Hunters Asked To Help In Honopū Valley
LĪHU‘E, HI – The Department of Land and Natural Resources is asking local hunters to help protect rare and endangered plants and birds in upper Honopū Valley on Kaua‘i, especially during a special, three-month period from today through May 10.
Invasive ungulates, or non-native hoofed animals such as goats and pigs, can cause extensive loss of biodiversity in forests, as well as degradation of critical bird habitat. Predator control is a key tool to reducing impacts to natural resources, and hunters play an important role.
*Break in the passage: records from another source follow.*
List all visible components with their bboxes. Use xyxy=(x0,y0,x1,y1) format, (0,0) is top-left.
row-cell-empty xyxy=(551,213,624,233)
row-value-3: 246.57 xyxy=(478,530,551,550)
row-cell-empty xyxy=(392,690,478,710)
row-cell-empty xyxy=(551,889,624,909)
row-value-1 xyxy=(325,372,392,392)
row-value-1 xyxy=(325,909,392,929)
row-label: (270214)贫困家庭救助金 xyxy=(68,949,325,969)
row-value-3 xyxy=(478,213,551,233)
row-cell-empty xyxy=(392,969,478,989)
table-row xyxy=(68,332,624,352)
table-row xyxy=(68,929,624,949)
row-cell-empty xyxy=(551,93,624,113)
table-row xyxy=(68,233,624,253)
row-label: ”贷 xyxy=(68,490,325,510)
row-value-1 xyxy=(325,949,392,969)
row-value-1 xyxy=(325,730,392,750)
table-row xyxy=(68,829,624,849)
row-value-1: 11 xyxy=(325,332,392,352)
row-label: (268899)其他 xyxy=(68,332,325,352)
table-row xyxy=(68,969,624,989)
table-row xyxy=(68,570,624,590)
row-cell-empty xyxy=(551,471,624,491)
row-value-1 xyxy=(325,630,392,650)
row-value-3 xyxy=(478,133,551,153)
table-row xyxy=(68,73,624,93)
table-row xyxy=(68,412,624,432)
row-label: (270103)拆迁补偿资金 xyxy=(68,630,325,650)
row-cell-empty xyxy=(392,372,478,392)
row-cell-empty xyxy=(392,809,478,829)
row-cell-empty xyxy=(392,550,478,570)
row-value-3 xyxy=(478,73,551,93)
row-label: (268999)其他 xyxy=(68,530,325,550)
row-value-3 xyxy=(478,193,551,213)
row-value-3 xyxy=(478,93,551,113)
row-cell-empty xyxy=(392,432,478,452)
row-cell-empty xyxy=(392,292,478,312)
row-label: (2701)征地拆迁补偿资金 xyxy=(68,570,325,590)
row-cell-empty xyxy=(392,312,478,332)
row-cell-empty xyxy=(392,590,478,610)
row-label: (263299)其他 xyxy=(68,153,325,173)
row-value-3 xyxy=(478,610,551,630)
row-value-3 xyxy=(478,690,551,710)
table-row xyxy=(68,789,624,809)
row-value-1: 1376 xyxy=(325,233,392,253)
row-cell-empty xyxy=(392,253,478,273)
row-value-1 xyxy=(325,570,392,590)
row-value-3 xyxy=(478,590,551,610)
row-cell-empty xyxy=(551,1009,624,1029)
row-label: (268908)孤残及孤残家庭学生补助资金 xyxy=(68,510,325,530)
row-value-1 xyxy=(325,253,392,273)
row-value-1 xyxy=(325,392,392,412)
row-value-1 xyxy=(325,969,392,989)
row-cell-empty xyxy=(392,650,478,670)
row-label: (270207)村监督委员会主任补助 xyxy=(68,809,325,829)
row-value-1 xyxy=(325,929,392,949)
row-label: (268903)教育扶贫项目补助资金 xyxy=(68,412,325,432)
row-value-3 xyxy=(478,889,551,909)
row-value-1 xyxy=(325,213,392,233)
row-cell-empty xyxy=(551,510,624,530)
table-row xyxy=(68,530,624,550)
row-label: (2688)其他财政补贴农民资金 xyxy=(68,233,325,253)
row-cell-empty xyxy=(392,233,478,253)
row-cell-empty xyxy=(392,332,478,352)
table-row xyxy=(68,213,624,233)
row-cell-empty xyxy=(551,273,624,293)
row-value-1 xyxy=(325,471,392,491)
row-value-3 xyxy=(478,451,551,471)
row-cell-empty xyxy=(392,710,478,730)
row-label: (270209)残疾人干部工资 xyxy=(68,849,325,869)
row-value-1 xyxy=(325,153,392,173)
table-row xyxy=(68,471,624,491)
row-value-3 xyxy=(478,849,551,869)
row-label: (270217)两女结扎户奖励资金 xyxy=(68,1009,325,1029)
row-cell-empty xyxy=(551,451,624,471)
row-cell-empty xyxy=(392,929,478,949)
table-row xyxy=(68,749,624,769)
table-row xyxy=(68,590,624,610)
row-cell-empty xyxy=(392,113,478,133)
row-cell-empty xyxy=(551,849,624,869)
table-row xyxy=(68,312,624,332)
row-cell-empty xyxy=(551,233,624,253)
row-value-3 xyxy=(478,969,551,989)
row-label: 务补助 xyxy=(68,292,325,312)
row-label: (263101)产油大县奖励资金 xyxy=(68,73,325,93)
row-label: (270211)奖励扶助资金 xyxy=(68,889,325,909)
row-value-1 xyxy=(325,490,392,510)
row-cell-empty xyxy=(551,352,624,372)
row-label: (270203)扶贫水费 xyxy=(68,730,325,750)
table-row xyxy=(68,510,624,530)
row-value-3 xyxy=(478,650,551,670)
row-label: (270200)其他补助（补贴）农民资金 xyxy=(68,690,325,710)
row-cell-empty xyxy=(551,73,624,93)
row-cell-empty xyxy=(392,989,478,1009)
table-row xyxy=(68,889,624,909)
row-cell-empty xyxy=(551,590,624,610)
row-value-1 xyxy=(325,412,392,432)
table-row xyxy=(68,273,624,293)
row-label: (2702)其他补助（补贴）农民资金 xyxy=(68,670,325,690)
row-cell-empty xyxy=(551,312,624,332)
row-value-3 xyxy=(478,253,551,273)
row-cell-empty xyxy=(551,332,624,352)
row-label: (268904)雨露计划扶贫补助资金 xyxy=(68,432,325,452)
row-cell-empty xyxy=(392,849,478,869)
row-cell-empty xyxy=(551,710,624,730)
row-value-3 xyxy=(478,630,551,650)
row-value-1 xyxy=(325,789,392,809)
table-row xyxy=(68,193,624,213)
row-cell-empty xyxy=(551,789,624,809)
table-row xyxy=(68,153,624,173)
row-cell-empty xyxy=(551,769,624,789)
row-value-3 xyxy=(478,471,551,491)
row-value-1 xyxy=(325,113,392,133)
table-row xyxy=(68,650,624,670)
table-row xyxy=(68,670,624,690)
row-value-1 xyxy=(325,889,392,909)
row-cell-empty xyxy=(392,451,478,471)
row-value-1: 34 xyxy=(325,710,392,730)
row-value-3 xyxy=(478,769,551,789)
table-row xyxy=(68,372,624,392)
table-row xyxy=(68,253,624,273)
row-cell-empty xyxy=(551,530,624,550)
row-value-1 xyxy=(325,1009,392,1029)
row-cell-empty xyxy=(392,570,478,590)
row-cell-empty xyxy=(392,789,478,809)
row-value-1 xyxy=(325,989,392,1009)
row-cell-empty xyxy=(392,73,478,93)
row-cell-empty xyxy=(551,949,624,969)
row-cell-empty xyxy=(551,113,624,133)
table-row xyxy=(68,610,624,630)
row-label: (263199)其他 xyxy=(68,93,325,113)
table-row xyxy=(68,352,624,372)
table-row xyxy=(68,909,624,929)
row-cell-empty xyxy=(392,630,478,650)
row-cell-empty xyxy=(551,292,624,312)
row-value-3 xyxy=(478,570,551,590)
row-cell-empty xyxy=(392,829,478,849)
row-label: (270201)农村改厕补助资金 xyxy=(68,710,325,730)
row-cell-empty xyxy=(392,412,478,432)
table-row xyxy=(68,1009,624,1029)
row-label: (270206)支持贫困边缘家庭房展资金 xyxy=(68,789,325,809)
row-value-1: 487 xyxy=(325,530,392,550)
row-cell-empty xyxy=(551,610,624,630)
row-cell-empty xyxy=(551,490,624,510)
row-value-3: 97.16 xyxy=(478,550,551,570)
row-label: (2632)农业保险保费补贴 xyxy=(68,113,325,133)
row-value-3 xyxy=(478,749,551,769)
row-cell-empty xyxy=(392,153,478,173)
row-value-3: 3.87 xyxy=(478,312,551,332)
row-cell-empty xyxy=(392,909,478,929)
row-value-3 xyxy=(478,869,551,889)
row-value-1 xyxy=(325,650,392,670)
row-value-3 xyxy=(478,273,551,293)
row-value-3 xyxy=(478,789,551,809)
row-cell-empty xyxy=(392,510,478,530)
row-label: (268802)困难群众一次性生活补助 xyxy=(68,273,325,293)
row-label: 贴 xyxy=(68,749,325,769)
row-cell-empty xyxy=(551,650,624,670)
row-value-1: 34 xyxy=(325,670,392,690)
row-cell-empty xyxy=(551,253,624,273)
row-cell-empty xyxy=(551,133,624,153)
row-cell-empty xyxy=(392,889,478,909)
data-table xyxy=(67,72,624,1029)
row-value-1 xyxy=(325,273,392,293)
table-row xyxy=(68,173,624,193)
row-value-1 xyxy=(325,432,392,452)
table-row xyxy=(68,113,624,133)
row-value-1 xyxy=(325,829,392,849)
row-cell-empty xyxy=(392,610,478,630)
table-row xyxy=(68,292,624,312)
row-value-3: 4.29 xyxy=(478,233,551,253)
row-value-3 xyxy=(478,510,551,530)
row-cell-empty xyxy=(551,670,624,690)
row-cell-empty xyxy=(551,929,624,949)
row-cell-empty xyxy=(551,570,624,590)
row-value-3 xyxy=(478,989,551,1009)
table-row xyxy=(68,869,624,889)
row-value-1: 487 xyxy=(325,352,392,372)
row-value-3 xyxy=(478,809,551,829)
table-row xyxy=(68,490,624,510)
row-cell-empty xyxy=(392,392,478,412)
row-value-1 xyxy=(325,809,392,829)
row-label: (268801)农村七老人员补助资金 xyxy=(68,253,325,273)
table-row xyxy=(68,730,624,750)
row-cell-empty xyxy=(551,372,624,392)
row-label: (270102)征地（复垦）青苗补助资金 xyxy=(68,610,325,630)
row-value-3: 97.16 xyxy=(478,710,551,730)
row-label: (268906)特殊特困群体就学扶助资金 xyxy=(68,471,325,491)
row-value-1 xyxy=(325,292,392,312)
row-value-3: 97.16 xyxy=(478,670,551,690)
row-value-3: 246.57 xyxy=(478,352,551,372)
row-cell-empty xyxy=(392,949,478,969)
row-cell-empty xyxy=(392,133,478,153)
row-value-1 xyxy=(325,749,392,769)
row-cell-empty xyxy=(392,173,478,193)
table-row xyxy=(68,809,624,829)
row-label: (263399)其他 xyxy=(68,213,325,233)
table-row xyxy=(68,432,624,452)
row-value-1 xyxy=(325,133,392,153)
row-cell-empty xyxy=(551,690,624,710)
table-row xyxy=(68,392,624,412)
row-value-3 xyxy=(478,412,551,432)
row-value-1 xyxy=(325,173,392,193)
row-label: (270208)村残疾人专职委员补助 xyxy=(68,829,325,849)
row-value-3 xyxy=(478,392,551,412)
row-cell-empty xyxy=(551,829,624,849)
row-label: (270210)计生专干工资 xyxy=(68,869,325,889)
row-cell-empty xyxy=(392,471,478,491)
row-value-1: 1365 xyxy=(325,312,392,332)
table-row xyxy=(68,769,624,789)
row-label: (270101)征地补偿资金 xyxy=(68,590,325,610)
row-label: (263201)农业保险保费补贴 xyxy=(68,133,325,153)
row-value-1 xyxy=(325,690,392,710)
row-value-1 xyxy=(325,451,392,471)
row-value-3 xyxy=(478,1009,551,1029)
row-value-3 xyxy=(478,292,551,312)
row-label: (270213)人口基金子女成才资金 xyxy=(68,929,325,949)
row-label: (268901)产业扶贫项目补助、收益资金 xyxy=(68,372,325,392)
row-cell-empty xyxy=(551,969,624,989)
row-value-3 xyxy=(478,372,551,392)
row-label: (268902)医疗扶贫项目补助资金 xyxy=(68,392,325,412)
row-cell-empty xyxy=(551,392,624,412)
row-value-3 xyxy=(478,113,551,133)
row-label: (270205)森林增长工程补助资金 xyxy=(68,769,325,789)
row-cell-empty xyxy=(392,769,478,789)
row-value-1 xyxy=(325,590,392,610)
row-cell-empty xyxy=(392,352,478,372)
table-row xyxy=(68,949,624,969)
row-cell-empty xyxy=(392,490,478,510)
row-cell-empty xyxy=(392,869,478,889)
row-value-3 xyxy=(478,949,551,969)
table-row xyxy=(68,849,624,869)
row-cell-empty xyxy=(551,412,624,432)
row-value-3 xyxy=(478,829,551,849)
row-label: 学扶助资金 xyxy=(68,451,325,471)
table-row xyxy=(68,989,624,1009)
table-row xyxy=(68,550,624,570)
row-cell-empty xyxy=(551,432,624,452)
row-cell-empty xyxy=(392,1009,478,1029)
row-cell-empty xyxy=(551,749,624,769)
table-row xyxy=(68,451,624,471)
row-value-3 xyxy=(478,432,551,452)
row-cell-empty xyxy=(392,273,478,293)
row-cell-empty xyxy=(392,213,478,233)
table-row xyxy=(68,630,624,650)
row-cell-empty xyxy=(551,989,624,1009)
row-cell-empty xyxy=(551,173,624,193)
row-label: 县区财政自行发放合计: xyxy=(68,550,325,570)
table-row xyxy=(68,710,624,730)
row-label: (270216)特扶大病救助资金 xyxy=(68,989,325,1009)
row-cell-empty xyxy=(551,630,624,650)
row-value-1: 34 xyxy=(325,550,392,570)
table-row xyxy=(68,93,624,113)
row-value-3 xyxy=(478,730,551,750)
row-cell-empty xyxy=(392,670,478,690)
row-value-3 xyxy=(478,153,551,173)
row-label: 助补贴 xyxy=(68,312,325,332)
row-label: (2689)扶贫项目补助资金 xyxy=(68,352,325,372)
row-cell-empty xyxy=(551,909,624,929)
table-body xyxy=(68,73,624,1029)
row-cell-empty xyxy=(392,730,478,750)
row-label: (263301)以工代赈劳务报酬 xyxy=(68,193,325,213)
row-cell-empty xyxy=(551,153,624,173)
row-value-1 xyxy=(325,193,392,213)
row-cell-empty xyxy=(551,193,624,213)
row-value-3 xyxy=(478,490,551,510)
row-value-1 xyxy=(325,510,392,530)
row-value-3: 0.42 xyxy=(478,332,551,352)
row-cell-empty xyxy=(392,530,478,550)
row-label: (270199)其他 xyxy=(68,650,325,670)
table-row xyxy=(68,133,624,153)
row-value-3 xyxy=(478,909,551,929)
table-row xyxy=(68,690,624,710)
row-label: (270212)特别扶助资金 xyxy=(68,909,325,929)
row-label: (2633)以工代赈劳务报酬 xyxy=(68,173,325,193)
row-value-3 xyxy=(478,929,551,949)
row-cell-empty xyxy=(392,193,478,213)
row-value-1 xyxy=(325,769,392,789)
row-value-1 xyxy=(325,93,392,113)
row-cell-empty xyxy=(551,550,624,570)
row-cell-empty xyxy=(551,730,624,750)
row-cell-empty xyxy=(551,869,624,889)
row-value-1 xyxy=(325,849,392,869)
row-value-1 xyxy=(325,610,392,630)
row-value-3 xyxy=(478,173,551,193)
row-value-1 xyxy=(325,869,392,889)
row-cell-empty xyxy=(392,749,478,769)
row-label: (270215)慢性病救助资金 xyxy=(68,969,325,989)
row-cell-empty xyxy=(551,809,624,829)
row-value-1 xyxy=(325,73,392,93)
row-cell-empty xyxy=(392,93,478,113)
DLNR’s Division of Forestry and Wildlife (DOFAW) has previously worked with Kaua‘i hunting groups and the Game Management Advisory Committee in implementing this protection strategy. These efforts revitalize native forest and restore vital seabird habitat, benefitting native species as well as hunters looking for additional opportunities to hunt and obtain food.
Conservation efforts in the form of predator control, habitat management and predator exclusion fencing have been made to mitigate threats in the upper Honopū Valley area. Work on the 238-acre predator fence, the longest in the state and one of the longest in the country, started in September 2020 and was recently completed in 2023.
In the intervening period of fence construction, hunters played a vital role in controlling hoofed animals that threatened the flora and fauna the fence was erected to secure.
Hunter assistance is encouraged once again for this special hunting period to control any invasive ungulates that remain inside the protected area.